А вы какой медитацией занимаетесь?

----------


## Ритл

Внимательно прочитала все, рекомендованное Зомом, комментарии к ним также по его рекомендациям рекомендациям плюс из книг Мингьюра Ринпоче плюс Алан Уоллес. Поняла, что все рекомендуют разное,свое. В результате вот так сижу. плюс сатипаттхана и в медитации и вжизни.

----------


## Ритл

Сергей, Ассаджи, вы же смотрите, скажите, что вы думаете. Я много читала ваших сообщений в архиве. Вот это были темы и обсуждения, восхищалась!

----------

Сергей Ч (15.04.2013)

----------


## Наталья

> Нет, это не скука. Мне нравится во время медитации размышлять о высшей природе всех явлений. форм и т.д. И тогда и появляются эти видения. Стоит ли отказываться от этих ощущений и для чего?

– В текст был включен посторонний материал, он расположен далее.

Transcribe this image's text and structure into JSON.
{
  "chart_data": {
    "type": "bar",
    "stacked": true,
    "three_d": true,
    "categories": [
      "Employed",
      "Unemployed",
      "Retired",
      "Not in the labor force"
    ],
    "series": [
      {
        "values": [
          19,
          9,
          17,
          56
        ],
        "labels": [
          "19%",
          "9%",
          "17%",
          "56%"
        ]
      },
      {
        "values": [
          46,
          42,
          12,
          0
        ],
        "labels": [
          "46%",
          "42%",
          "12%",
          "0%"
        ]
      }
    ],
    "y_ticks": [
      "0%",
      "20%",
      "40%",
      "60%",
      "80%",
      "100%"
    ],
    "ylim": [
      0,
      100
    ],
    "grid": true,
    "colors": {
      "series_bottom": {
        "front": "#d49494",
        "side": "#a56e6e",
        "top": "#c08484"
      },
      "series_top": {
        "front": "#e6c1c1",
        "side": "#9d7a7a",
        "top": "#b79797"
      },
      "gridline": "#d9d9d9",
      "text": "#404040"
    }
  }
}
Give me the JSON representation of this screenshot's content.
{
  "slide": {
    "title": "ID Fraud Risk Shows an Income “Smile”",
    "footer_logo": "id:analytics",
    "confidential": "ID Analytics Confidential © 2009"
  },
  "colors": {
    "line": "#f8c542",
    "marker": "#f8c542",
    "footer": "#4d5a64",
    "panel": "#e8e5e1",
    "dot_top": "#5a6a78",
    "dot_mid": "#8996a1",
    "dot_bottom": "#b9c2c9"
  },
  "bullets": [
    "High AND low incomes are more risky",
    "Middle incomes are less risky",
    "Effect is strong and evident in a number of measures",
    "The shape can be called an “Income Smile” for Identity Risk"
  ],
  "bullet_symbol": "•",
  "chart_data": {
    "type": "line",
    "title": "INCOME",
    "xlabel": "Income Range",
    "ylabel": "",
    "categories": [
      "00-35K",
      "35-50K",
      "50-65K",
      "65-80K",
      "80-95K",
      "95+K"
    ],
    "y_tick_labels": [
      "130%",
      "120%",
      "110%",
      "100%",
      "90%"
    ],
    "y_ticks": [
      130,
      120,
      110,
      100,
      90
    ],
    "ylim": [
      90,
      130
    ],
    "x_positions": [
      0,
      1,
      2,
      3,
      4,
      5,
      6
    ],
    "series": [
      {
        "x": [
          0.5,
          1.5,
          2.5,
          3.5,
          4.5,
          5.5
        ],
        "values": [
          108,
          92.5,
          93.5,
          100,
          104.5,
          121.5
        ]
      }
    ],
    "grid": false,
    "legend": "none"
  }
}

Если размышление - то это не та медитация, которая анапанасати. В медитации анапанасати сосредотачивают внимание на дыхании и следят за тем, чтобы ум был свободен от мыслей. То есть, никаких размышлений и фантазий. Единственный объект ума - только дыхание.

----------

Топпер- (15.04.2013)

----------


## Ритл

А если объект ума-ум, то нельзя?

----------


## Топпер

> Внимательно прочитала все, рекомендованное Зомом, комментарии к ним также по его рекомендациям рекомендациям плюс из книг Мингьюра Ринпоче плюс Алан Уоллес. Поняла, что все рекомендуют разное,свое. В результате вот так сижу. плюс сатипаттхана и в медитации и вжизни.


Во время сатипаттханы какт-то сложно будет достичь джхан. Это другой вид бхаваны.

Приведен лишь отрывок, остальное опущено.